Confessions of a Hybridizer: The Big Edit

 In my last post, I talked about daylilies.  More specifically, I talked about hybridizing daylilies.  

The act of hybridizing is super easy.  What follows in the coming years sometimes isn't.

One of the best pieces of advice I got from a local hybridizer was to be brutal.  Don't save every seedling; few will be truly worth keeping.  Are you KIDDING ME?!  After all the waiting--about three years--to even get to see what you've got... and now I should maybe throw it away?!  

Absolutely.

Much like a good writer, one of the greatest lessons any gardener can learn is to edit.  As Elizabeth Lawrence once said, seeking out good plant material is as important as getting rid of the bad (super duper paraphrasing; sorry, Libba).  When a friend of hers was lamenting a poorly performing plant in their garden, Libba asked, "Are you cruel enough to be a gardener?"  

I think about that quote so, so often.  When my seedlings bloom each year, I evaluate them more and more harshly.  If something isn't up to scratch, and it hasn't been for at least three cycles, it's got to go.  One of the most common problems I have encountered is flowers not being sun-fast. 

SO gorgeous at the beginning of the day.
By the end of the day, not so much.

 Have I shovel-pruned it?  Nope.  Should I?  Maybe.  Or maybe I should transplant it to a place that only gets morning sun.  

Then there are those that produce amazing flowers, but they're so close to the ground, the slugs and snails enjoy them more than I do.  This one has really nice flowers, but its stems are consistently too short.  It's much nicer to have flowers at least a few inches above the top of the foliage, if not fully clear of it.

This beauty's flowers are about 8" across, slightly fragrant, and completely sun-fast.

This is from a 2008 cross.  It's bloomed every year since 2011.  I think 13 years is WAY long enough to get an idea of what it will (or won't) do.

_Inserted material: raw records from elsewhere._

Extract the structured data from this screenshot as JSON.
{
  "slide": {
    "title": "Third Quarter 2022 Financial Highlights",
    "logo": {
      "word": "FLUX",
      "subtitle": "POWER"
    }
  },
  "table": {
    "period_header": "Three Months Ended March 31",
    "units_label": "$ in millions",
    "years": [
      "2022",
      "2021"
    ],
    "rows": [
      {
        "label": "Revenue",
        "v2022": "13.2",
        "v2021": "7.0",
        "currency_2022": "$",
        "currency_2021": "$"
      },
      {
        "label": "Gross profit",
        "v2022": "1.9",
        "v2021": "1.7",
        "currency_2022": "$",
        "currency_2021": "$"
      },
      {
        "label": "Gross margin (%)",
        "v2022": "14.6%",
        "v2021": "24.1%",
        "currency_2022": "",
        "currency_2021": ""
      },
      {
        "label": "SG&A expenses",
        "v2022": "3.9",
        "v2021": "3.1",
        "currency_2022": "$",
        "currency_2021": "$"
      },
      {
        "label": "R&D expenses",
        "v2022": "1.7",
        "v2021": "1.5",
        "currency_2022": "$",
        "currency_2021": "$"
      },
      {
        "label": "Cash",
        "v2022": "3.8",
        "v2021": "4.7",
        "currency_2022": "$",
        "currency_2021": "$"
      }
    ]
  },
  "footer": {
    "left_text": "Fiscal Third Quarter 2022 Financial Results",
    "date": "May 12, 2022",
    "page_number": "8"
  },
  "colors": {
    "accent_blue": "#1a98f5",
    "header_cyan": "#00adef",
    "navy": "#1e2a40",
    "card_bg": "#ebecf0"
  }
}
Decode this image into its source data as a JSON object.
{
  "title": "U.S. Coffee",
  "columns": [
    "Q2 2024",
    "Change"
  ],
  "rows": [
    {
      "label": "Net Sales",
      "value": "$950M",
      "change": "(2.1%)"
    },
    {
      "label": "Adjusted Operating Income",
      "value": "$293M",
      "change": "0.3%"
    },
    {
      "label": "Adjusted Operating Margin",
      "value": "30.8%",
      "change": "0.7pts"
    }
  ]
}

Consistently too short.  It's got to go.

It is tough to root out something that you raised from seed.  It's harder to root it out when you made the cross yourself, harvested and sowed the seed, and grew it on for several years before you decided it was nice enough to keep... only to come to realize it really isn't worth keeping after all.  That's when you just have to be cruel enough to be a gardener (hybridizer), and embrace The Big Edit.